Menurut Nathan, keputusan untuk membangun lapangan terbang di kampung-kampung pedalaman Papua yang berada pada wilayah dataran tinggi dengan medan yang sulit dan terjal itu sebagai bentuk komitmen PT Freeport bagi masyarakat Suku Amungme yang bermukim di sekitar area pertambangan.
Pasalnya, selama ini satu-satu moda transportasi yang bisa menjangkau Aroanop yang mencakup tujuh kampung kecil di sekitar itu hanya menggunakan helikopter dengan waktu tempuh sekitar 15-20 menit dari Timika.
Adapun akses transportasi darat belum mampu menjangkau wilayah itu yang dikitari gunung-gunung terjal, ngarai dan hutan belantara.
"Ini untuk kepentingan jangka panjang. Kelak, perusahaan pasti tidak ada lagi di sini sehingga dari sekarang harus dipikirkan bagaimana solusi bagi masyarakat Aroanop untuk bisa berhubungan dengan dunia luar," tutur Nathan yang merupakan putra asli Suku Amungme itu.
Dengan dibangunnya lapangan terbang di Aroanop, katanya, maka ke depan pelayanan bidang pendidikan, kesehatan, pemerintahan dan sektor ekonomi masyarakat bisa lebih meningkat.
"Ini akses utama yang sangat penting untuk melayani masyarakat Aroanop dan kampung-kampung di sekitarnya. Kalau dari sekarang tidak dibangun lapangan terbang, masyarakat kami selama-lamanya tetap akan tertinggal," tutur Nathan.

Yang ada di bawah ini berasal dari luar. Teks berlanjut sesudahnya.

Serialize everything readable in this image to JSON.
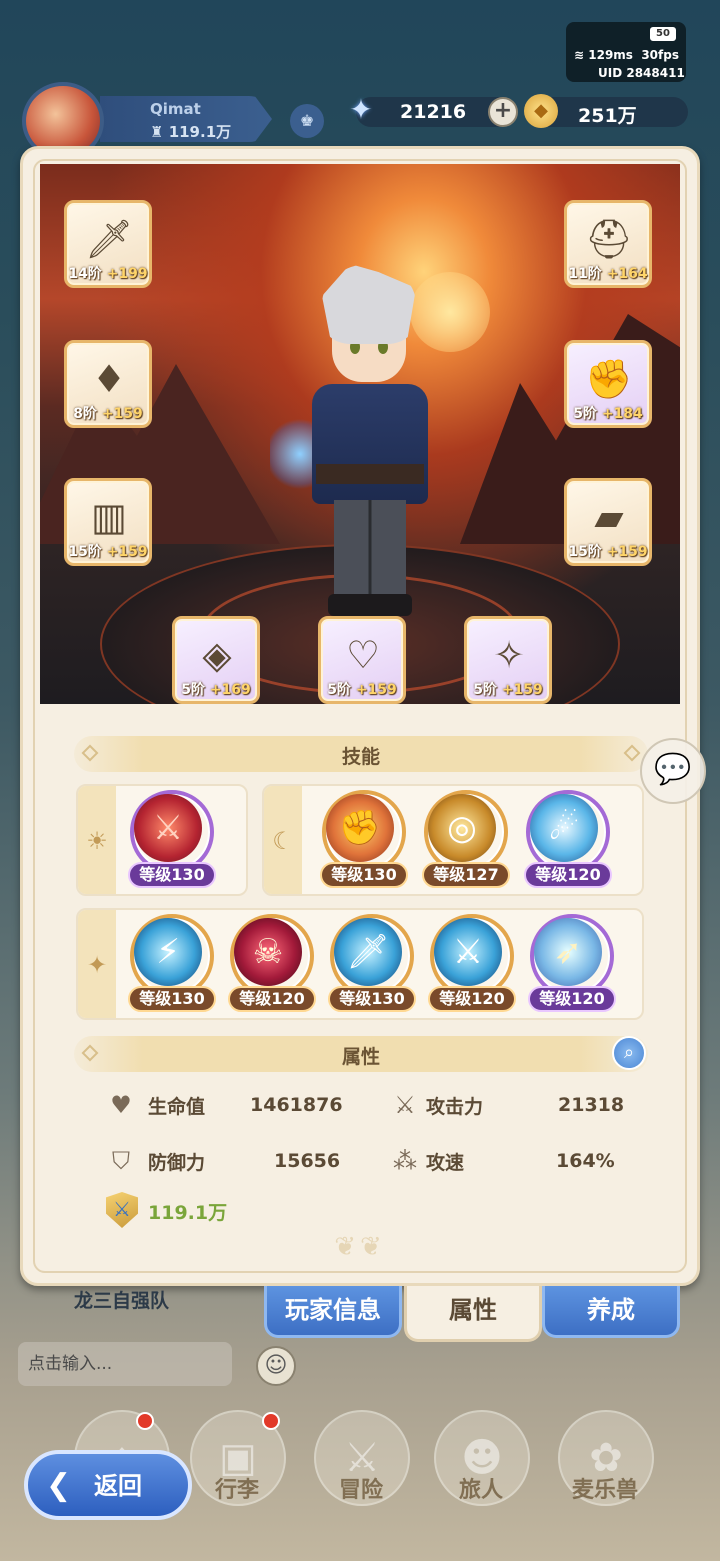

Ia berharap semua pihak mendukung pembangunan lapangan terbang Aroanop dan berharap pekerjaan itu bisa diselesaikan dalam waktu yang tidak terlalu lama.
"Hambatan utama dalam pengerjaan lapangan terbang Aroanop yaitu kondisi alam di mana cuaca sering turun hujan dan kondisi tanah yang berlumpur," ujarnya.
Kepala Distrik Tembagapura Slamet Sutedjo menyambut baik prakarsa PT Freeport dalam membangun lapangan terbang di Kampung Aroanop tersebut.
Pemkab Mimika, katanya, juga mendorong agar ke depan kawasan itu dikembangkan menjadi sentra pengembangan ekonomi pedesaan di wilayah dataran tinggi Mimika.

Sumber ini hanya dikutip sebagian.